Political polarization has been on the rise in the United States and the controversy surrounding vaccines during the Covid-19 pandemic has renewed interest in the crucial role that empathy can play when it comes to engaging with parties who disagree. Our aim in this chapter is twofold: we first provide an in-depth analysis of the state of the literature on empathy and polarization (as well as discussion of counter-empathy), and in the final part of the paper we gesture at future directions that we suggest should focus on developing fine-grained normative criteria that govern the moral appropriateness of empathizing with individuals who disagree.



This chapter argues that the COVID-19 pandemic has exposed the limits of the mainstream individualistic notion of resilience and, in light of these limits, it advances a new, relational notion of the concept of resilience that contributes to the individuals’ well-being and takes into consideration the role of systemic inequality. The first half of the chapter argues that the individualistic notion is flawed in two ways: (i) it can foster ill-being because it is cognitively taxing, and (ii) it discounts systemic inequality because it transfers the responsibility of any achievement and failure onto the single individual without regard for conditions of oppression. The second half of the chapter conceptualizes the concept of resilience as a relational notion that takes into account structural support as well as conditions of oppression and marginalization. According to this latter notion of resilience, the chapter argues that oppression, lack of material conditions, or lack of structural support are elements that can impact the appropriateness of calls to be resilient. A relational notion of resilience fosters well-being because it puts the collective community at the center (instead of the individual), and it takes into consideration material conditions and structural injustices.

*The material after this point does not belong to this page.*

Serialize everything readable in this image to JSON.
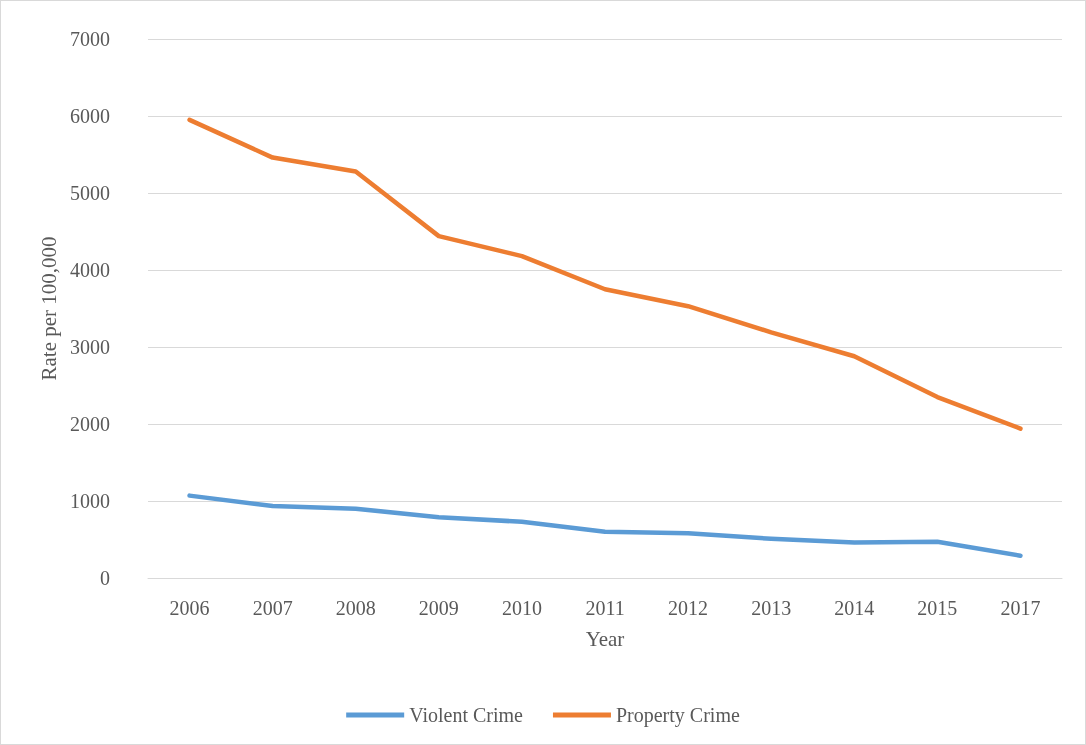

Self-control is normally, if only tacitly, viewed as an inherently practical capacity or achievement, in the sense that it applies solely to the domain of action. It is only ever in connection with people’s actions and decisions that we seem to attribute either self-control or its absence: we never speak of exercising self-control in the domain of belief, and perhaps many would be puzzled by the suggestion that the concept could also have application in the doxastic realm. But that is the idea we wish to explore here. We wish to motivate the perhaps unexpected idea that self-control is in fact a transversal phenomenon which applies both to action and to belief.



In preparation

[Paper on Self-Deception], Philosophical Explorations, (revise & resubmit)

[Paper on moral self-deception] under review.

[Empathy with the machine: an interdisciplinary review] under review.

[Paper on conspiracy theories] I advance a new argument for why conspiratorial beliefs are so tenaciously resistant to revision. I argue that what makes conspiratorial beliefs persist over time (and resist revision) is these non-epistemic features which give back positive returns to individuals who hold those beliefs.